California in my Kitchen
Here are the lemons loitering in my kitchen, no idea that every delicious scrap of their peel and juice is about to be make into something:
The lemons have become: lemon curd (3 kinds), a very tasty lemon pasta, lemon macaroons, lemon sugar, limoncello, lemon pistachio shortbread, candied lemon peel, lemon truffles, salt-preserved lemons, part of a lemon-ginger tofu dish, a lemon pie, lemon whip-cream and a failed attempt at drunken lemon marmalade which may still be revived as drunken lemon candy.
Alright, it's true, the lemons pictured in the bowl above did not become all those things. They became some of those things, they were Meyer lemon round one, and they inspired Meyer lemon round two and three. The end of round three were juiced, and frozen in ice cubes for future lemon squares and pie. The Meyer lemon season may be brief, but I made as best use of it as I could.
Here we have two jars of future limonchello, also known as the skins of 10 lemons sitting in vodka. The jars went from the kitchen table to a dark cupboard where they spent three weeks considering what they had done. At that point the peels were removed, and simple syrup added. If I had more lemons, I tell you, I would be making more of this. It is disturbingly good and easy to drink. If it lasts long enough, it will make fabulous summer patio drinks, We'll see. In the meanwhile it is making very nice "little nip at the end of the day drinks".
More lemons in jars about to be sent off to lemon purgatory. These ones are packed in lemon juice and salt and were sent to spend two weeks in the dark cupboard. I daily shook the jar and at the end of two weeks moved the jar to the fridge. Further salt lemon adventures to follow. My lips pucker in anticipation.
Why yes, those cookies might have finely ground pistachio pieces in them. The kind of pistachio pieces that might have been on their way to being part of pistachio macaroons if only they had been smaller. Alas, these pistachio pieces were too big to pass through the sieve, and so became part of these cookies instead of macaroons. Neither way really seems like a bad end for a pistachio really.
Oh, and California is not just about lemons. The grocery store also had fragrant organic heirloom oranges. I did not want the lemons to be lonely, so I brought home a bag. And then went back for another. The first bag of oranges was peeled and juiced. I candied the peels (including dipping some in chocolate) and the juice became several jars of orange creamsicle jelly. The jelly turns out to be an excellent addition to our home-made sheep's milk yogurt, highly favoured by babies and big people alike.

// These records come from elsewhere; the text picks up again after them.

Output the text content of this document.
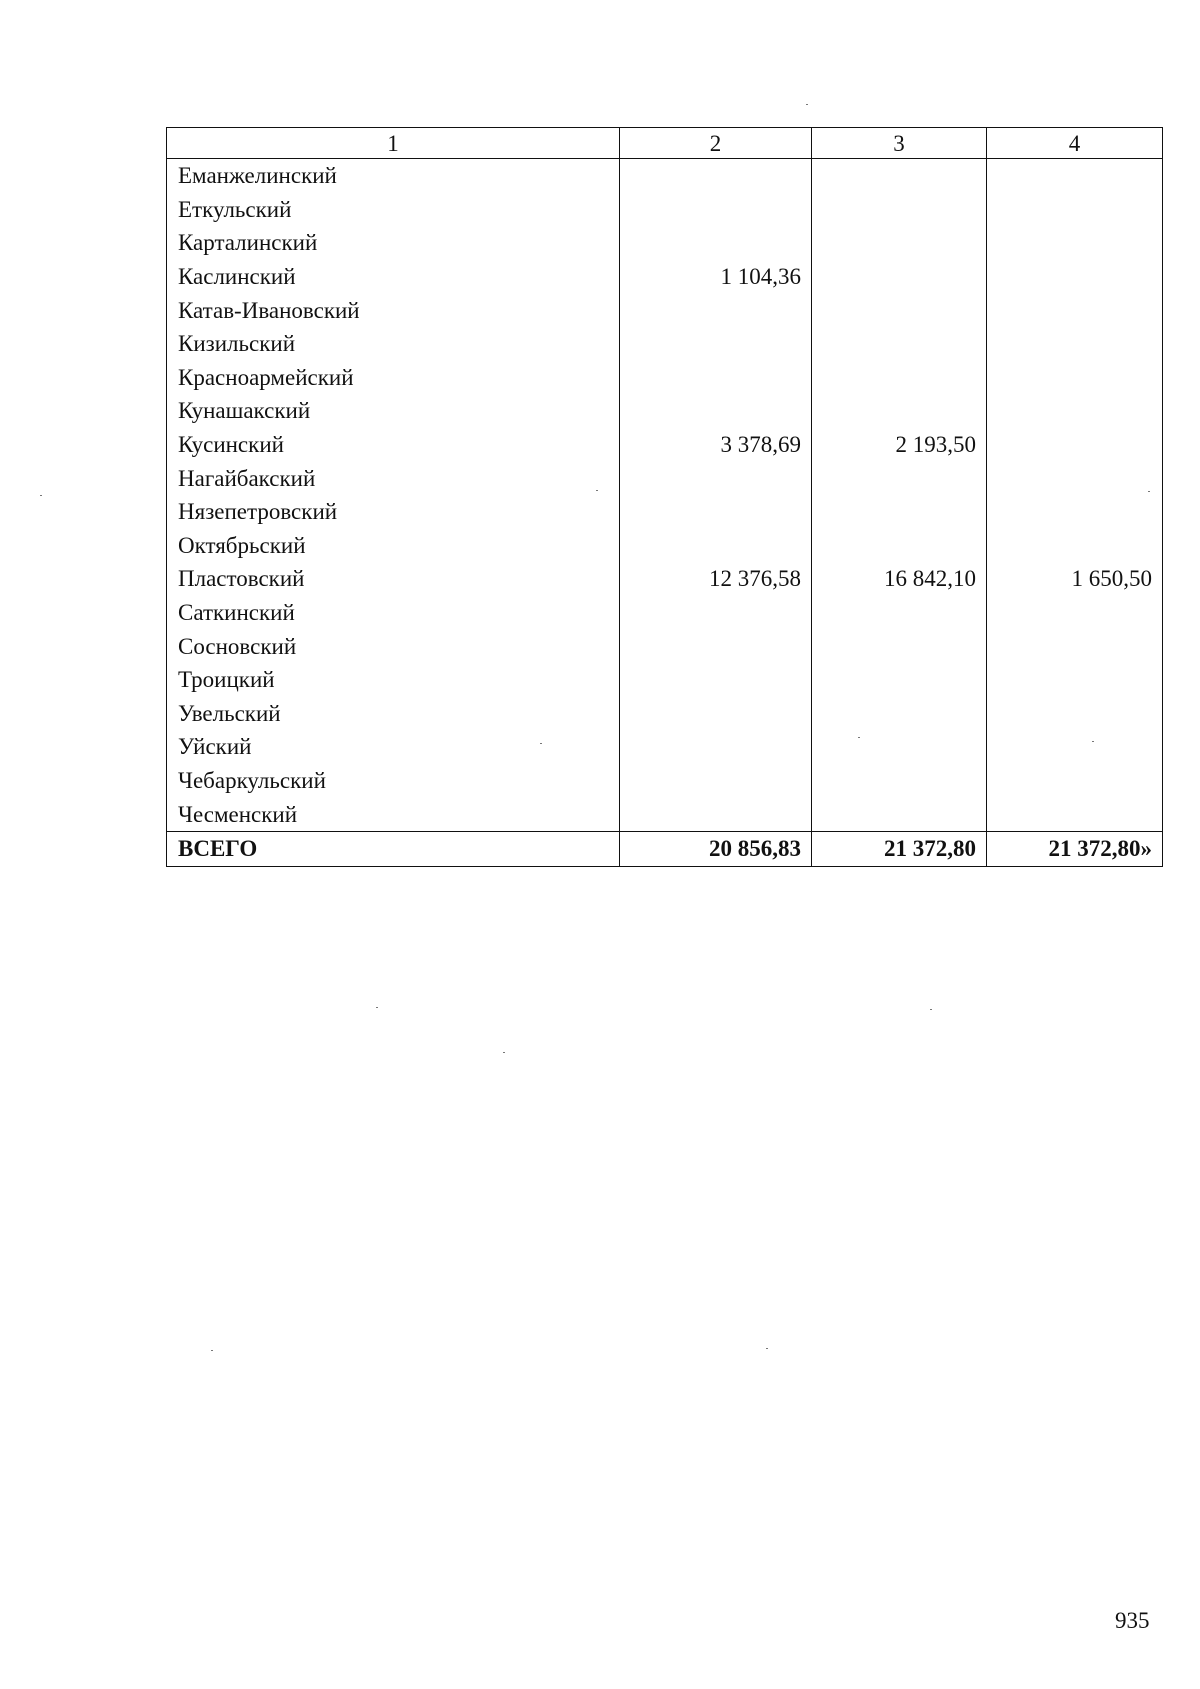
1	2	3	4
Еманжелинский			
Еткульский			
Карталинский			
Каслинский	1 104,36		
Катав-Ивановский			
Кизильский			
Красноармейский			
Кунашакский			
Кусинский	3 378,69	2 193,50	
Нагайбакский			
Нязепетровский			
Октябрьский			
Пластовский	12 376,58	16 842,10	1 650,50
Саткинский			
Сосновский			
Троицкий			
Увельский			
Уйский			
Чебаркульский			
Чесменский			
ВСЕГО	20 856,83	21 372,80	21 372,80»
935
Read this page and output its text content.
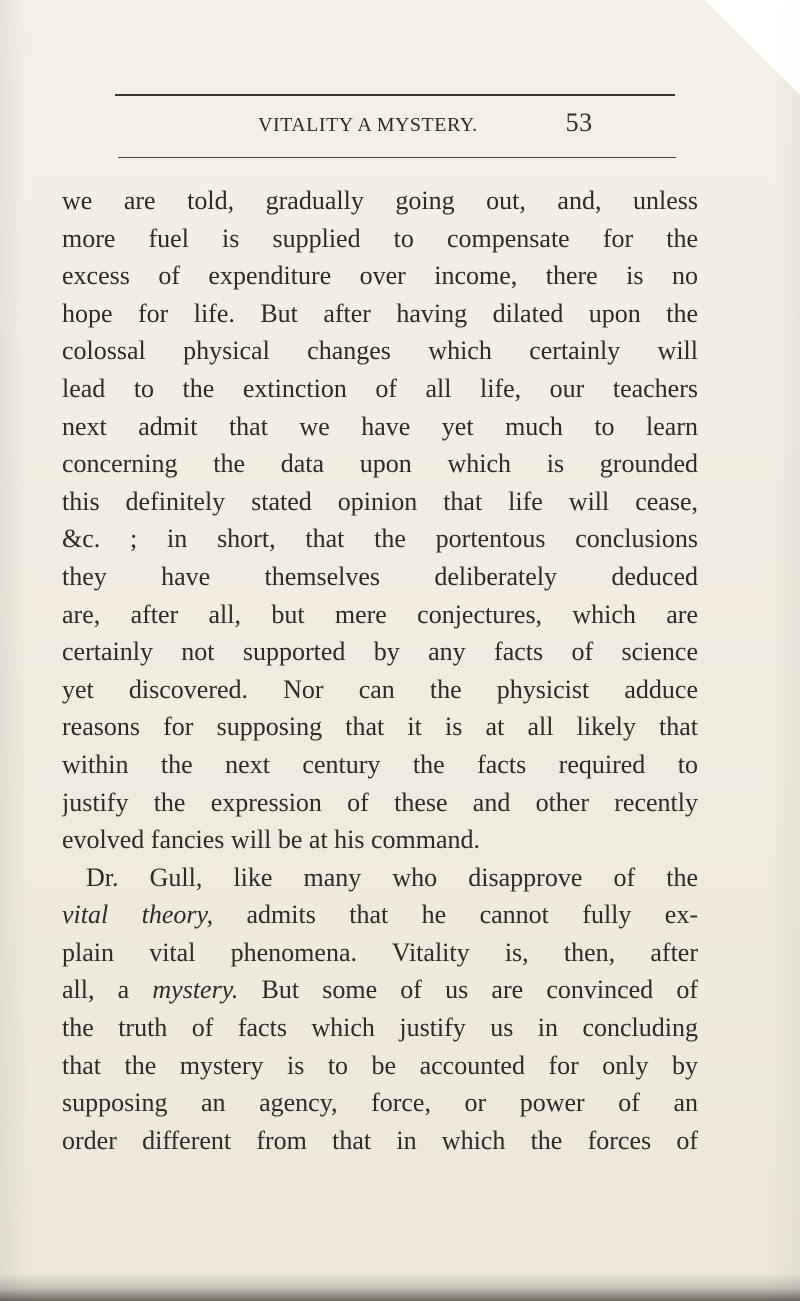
VITALITY A MYSTERY.	53
we are told, gradually going out, and, unless
more fuel is supplied to compensate for the
excess of expenditure over income, there is no
hope for life. But after having dilated upon the
colossal physical changes which certainly will
lead to the extinction of all life, our teachers
next admit that we have yet much to learn
concerning the data upon which is grounded
this definitely stated opinion that life will cease,
&c. ; in short, that the portentous conclusions
they have themselves deliberately deduced
are, after all, but mere conjectures, which are
certainly not supported by any facts of science
yet discovered. Nor can the physicist adduce
reasons for supposing that it is at all likely that
within the next century the facts required to
justify the expression of these and other recently
evolved fancies will be at his command.
Dr. Gull, like many who disapprove of the
vital theory, admits that he cannot fully ex-
plain vital phenomena. Vitality is, then, after
all, a mystery. But some of us are convinced of
the truth of facts which justify us in concluding
that the mystery is to be accounted for only by
supposing an agency, force, or power of an
order different from that in which the forces of
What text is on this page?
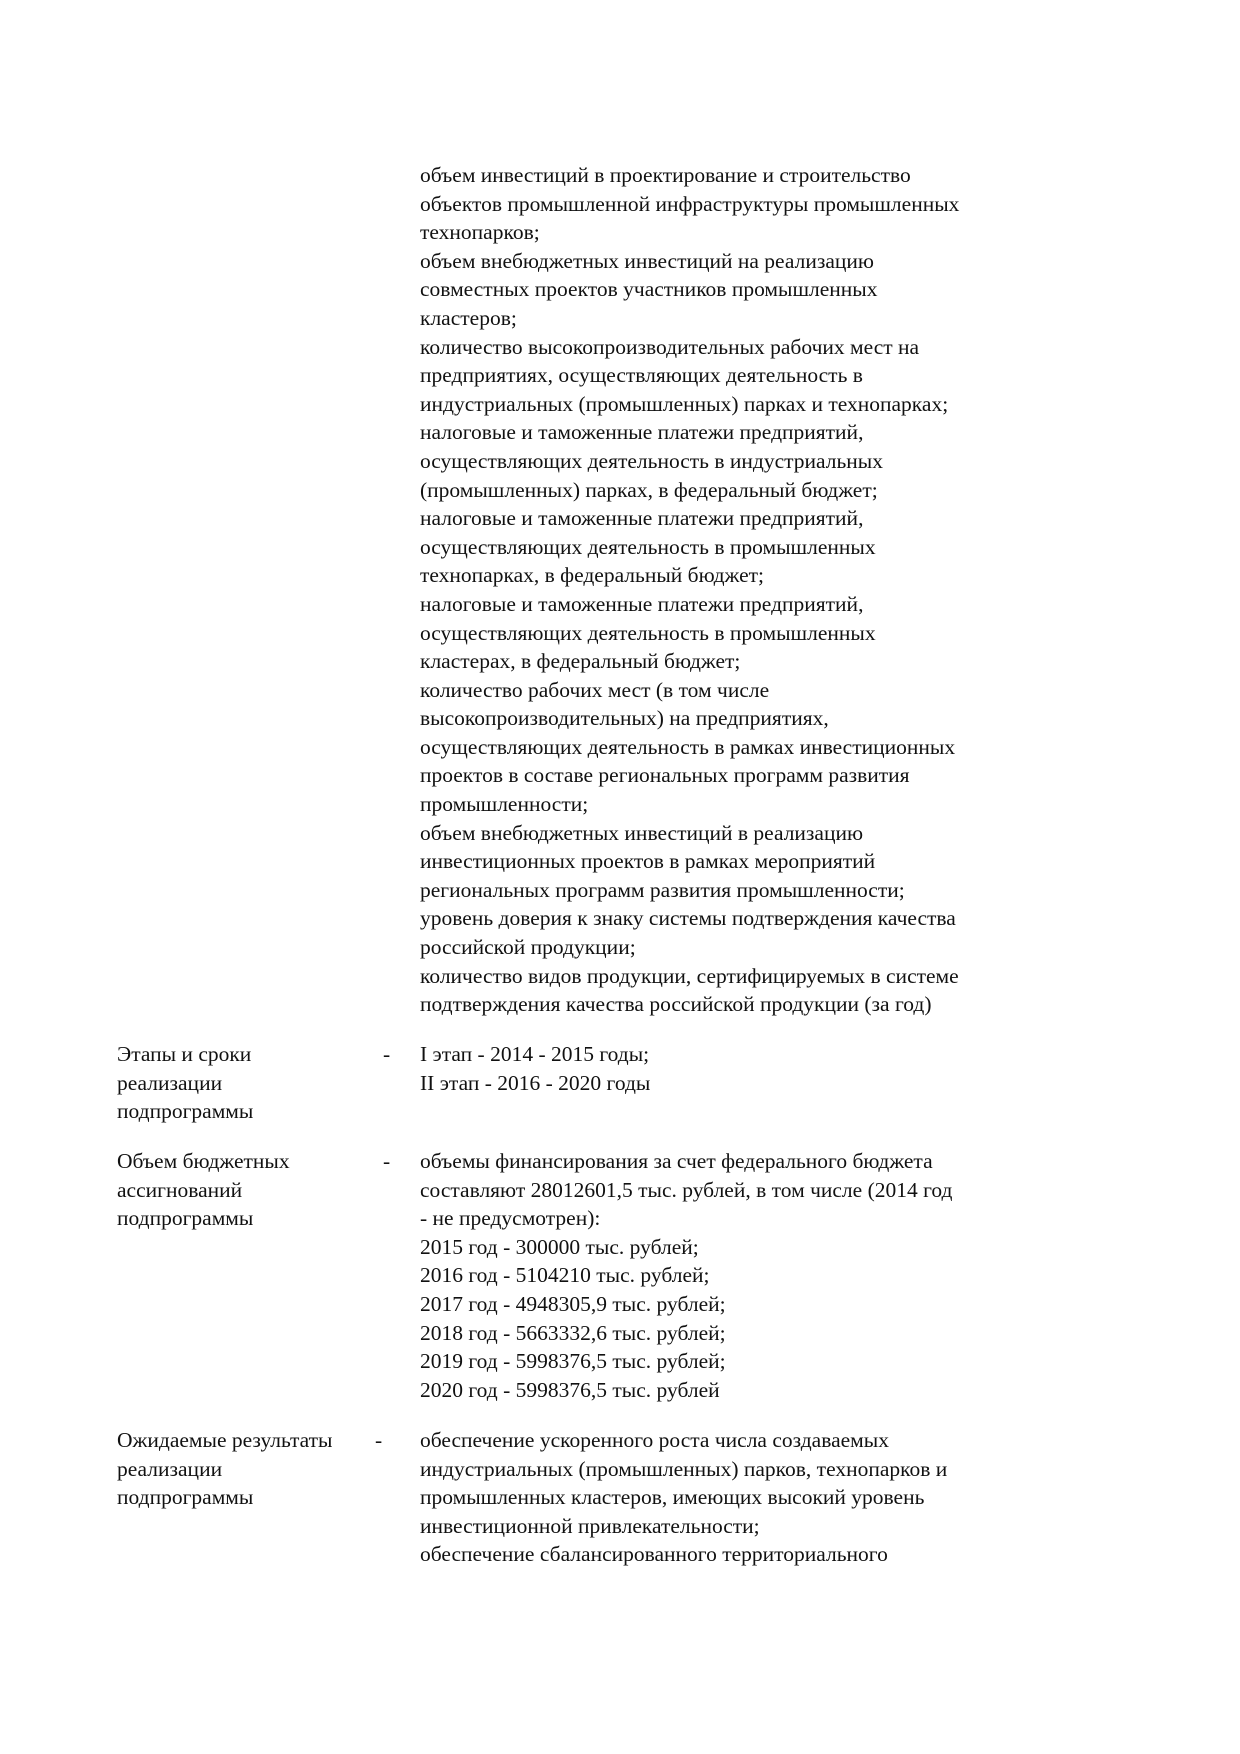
объем инвестиций в проектирование и строительство
объектов промышленной инфраструктуры промышленных
технопарков;
объем внебюджетных инвестиций на реализацию
совместных проектов участников промышленных
кластеров;
количество высокопроизводительных рабочих мест на
предприятиях, осуществляющих деятельность в
индустриальных (промышленных) парках и технопарках;
налоговые и таможенные платежи предприятий,
осуществляющих деятельность в индустриальных
(промышленных) парках, в федеральный бюджет;
налоговые и таможенные платежи предприятий,
осуществляющих деятельность в промышленных
технопарках, в федеральный бюджет;
налоговые и таможенные платежи предприятий,
осуществляющих деятельность в промышленных
кластерах, в федеральный бюджет;
количество рабочих мест (в том числе
высокопроизводительных) на предприятиях,
осуществляющих деятельность в рамках инвестиционных
проектов в составе региональных программ развития
промышленности;
объем внебюджетных инвестиций в реализацию
инвестиционных проектов в рамках мероприятий
региональных программ развития промышленности;
уровень доверия к знаку системы подтверждения качества
российской продукции;
количество видов продукции, сертифицируемых в системе
подтверждения качества российской продукции (за год)
Этапы и сроки
реализации
подпрограммы
- I этап - 2014 - 2015 годы;
II этап - 2016 - 2020 годы
Объем бюджетных
ассигнований
подпрограммы
- объемы финансирования за счет федерального бюджета
составляют 28012601,5 тыс. рублей, в том числе (2014 год
- не предусмотрен):
2015 год - 300000 тыс. рублей;
2016 год - 5104210 тыс. рублей;
2017 год - 4948305,9 тыс. рублей;
2018 год - 5663332,6 тыс. рублей;
2019 год - 5998376,5 тыс. рублей;
2020 год - 5998376,5 тыс. рублей
Ожидаемые результаты
реализации
подпрограммы
- обеспечение ускоренного роста числа создаваемых
индустриальных (промышленных) парков, технопарков и
промышленных кластеров, имеющих высокий уровень
инвестиционной привлекательности;
обеспечение сбалансированного территориального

There is California in my kitchen, and I am mighty pleased about it. I was introduced to candied peel a number of years ago by my friend Jane who would make it for Pesach. I've thought of her lots as I have been peeling and cutting and boiling and rolling and drying the peel. I also used a lemon juicer Jane gave me (which she purchased in Costa Rica) to juice fruit in my citrus extravaganza. I'm not able to join Jane at her Seder tables this year due to distance and family obligations, but i will share my candied peel at the seders I attend, and think of Jane serving hers and feel a little closer to her.